Friday, March 23, 2007

Are you led astray, you also?

Saturday 4 of Lent

Readings: Jeremiah 11:18-20; Psalm 7; John 7:40-53

Somewhere near the heart of faith is the belief that something or someone meets me that is greater than anything I can imagine for myself. I do not meet with something that has been thought up, but something given, and given again and again. In the gospels, it is always that way around. It is the Christ who seeks human beings, not primarily human beings who seek God: the shepherd calls the sheep, not the sheep the shepherd. Faith always involves being attentive and ready to follow, to set out again on a path. There is a feeling of the inadequacy of your own resources and a readiness to let yourself go.

Those who have the germs of belief in many ways have no real idea as yet who the Christ is, or where he is leading them. Yet they are listening to something other than the chattering and distracting voices all around them. They hear a different kind of voice, ‘No one has ever spoken like this man’. It is a voice that seduces them out of the roles they are meant to be playing.

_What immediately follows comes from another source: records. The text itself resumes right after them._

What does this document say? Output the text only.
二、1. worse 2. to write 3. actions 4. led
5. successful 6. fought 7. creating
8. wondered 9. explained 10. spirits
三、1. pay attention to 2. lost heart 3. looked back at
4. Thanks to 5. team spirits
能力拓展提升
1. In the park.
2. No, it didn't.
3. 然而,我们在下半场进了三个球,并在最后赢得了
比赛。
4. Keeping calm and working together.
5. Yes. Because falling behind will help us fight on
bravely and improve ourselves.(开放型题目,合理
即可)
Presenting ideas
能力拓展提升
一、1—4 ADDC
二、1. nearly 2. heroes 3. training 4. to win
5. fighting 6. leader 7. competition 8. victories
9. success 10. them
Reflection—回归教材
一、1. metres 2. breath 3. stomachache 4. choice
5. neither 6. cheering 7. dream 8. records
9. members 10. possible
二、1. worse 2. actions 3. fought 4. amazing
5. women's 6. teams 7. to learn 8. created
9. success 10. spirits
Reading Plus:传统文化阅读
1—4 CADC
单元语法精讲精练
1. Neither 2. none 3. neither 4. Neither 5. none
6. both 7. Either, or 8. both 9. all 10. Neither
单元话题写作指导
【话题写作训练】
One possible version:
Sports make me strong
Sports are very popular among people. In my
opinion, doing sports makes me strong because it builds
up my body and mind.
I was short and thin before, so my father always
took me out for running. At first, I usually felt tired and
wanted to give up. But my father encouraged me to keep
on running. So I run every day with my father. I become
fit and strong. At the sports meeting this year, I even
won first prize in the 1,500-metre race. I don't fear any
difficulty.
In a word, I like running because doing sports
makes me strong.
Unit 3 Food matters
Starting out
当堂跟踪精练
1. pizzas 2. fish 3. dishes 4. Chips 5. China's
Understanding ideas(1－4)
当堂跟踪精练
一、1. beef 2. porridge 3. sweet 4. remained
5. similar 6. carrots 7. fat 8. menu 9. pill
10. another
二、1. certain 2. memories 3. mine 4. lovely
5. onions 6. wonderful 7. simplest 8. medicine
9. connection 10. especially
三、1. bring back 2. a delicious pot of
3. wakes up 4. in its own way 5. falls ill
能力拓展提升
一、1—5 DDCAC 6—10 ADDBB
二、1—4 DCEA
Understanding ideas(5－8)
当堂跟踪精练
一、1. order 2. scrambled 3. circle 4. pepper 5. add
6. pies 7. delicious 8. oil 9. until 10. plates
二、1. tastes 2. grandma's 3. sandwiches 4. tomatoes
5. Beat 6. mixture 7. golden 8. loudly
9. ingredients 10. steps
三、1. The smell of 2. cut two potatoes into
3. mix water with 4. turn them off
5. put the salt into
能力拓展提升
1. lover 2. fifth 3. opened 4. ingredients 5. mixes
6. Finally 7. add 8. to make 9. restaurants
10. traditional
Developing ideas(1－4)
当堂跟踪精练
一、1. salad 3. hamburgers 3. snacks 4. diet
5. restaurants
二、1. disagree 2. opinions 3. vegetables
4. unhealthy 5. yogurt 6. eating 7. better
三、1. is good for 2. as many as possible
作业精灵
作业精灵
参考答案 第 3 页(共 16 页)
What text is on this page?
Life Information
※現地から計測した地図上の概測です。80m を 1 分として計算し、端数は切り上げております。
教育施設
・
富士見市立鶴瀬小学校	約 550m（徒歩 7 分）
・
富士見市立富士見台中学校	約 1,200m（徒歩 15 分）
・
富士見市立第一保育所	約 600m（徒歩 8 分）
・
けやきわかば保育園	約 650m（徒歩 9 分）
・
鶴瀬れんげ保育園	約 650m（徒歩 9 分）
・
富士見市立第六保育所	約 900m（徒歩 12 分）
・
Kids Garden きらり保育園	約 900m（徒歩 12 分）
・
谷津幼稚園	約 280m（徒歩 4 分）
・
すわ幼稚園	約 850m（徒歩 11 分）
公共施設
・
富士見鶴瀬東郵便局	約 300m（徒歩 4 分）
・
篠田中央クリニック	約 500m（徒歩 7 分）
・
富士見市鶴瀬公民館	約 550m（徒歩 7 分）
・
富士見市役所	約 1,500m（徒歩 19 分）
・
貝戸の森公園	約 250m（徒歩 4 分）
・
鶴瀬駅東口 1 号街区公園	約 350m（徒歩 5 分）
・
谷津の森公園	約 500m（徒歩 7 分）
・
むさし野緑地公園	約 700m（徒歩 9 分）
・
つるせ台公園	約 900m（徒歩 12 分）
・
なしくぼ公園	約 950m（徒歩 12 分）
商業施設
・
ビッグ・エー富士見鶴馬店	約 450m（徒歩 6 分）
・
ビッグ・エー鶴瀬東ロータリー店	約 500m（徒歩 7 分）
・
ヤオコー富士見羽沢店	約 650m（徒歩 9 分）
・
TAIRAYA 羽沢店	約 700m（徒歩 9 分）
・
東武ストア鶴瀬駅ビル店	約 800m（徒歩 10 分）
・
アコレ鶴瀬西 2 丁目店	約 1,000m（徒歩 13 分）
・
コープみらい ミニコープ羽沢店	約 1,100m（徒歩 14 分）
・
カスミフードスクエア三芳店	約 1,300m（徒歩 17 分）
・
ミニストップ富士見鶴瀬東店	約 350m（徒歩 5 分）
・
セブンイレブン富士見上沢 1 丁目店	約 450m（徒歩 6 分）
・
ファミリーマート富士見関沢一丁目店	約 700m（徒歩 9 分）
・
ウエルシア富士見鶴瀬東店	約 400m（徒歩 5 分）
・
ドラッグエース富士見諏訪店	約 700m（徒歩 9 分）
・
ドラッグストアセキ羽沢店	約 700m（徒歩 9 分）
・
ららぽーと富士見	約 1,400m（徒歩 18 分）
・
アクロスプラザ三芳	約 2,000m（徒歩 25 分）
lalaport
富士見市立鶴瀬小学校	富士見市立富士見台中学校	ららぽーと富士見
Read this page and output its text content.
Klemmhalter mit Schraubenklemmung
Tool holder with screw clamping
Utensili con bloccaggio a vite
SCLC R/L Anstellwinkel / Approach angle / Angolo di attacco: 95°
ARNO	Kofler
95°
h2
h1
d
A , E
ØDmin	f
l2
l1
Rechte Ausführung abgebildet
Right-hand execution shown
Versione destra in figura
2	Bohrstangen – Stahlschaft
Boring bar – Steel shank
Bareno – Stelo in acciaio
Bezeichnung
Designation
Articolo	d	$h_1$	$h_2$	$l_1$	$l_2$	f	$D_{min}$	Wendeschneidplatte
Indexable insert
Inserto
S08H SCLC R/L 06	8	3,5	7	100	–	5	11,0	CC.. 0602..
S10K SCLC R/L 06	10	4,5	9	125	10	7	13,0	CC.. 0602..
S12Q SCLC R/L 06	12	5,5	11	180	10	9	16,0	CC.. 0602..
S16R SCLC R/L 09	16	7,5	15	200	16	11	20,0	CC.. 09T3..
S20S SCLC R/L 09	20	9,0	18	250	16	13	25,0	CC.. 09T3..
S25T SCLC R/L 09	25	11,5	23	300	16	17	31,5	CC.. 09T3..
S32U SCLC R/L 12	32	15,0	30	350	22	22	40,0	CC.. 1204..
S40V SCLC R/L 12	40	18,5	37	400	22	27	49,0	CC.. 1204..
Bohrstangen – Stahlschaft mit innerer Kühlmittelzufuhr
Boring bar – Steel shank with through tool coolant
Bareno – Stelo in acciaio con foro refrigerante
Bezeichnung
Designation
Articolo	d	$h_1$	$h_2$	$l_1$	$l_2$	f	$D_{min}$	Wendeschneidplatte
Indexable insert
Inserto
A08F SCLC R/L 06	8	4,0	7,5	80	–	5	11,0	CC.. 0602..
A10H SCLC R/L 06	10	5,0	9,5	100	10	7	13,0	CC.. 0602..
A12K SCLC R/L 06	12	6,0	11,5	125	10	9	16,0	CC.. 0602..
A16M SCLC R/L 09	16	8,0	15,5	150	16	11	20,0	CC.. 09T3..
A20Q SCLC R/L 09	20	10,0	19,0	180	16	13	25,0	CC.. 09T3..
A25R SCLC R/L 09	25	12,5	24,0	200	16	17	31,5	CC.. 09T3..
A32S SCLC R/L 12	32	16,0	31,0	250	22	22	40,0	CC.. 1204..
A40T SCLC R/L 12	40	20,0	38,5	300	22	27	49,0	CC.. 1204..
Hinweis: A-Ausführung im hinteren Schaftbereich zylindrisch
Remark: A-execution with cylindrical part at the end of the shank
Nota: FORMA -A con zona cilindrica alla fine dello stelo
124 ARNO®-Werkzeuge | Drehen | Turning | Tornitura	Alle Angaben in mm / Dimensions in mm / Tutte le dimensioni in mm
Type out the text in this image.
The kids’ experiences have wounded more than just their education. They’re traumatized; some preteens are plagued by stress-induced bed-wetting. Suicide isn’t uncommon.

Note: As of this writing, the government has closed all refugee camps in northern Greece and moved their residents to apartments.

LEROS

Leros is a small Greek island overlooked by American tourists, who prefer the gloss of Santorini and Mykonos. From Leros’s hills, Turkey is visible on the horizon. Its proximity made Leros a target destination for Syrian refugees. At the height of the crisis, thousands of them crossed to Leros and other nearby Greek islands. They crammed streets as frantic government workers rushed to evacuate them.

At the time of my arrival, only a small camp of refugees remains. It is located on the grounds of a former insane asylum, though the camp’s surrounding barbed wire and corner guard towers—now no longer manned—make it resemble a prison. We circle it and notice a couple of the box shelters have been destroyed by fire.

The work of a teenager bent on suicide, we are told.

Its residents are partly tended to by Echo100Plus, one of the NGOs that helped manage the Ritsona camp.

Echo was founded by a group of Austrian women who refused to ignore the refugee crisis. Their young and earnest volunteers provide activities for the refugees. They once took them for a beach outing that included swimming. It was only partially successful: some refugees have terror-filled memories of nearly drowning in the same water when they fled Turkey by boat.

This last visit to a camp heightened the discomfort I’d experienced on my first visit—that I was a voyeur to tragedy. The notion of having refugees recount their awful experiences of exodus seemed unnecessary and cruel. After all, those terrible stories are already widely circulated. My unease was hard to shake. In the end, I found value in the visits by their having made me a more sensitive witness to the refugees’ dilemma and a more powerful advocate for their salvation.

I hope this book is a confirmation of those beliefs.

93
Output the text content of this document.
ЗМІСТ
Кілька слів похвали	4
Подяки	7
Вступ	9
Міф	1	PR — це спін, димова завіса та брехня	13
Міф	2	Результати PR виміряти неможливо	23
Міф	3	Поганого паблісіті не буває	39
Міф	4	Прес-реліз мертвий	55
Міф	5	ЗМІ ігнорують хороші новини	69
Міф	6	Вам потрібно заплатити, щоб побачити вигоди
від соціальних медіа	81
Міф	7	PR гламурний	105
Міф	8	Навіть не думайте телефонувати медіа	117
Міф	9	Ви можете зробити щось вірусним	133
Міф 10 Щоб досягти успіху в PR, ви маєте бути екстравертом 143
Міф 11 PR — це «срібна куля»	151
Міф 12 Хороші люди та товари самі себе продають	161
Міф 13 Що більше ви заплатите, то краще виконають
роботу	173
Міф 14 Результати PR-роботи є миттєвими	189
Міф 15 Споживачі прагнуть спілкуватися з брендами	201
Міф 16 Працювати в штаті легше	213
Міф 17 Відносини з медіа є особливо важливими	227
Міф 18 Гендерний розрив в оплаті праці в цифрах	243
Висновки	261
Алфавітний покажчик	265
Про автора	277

They have at least an intimation of something greater than egoism or habit or career; they sense a happiness beyond their own fabrication.

The moment someone believes he has no need to go any further, no need to be open, he is on the edge of unbelief. The pharisees and the chief priests have a peculiar version of this illness. They are so sure of their interpretation of their religious tradition, that they simply have no need to re-examine accepted and well-tried positions: it is known … it is settled … no need to look any further. They have no need to be called out of themselves, to respond to an invitation, or even seriously to consider it. Though even they cannot entirely lock themselves up in silence; they still have vestigial ears. That is why they get angry.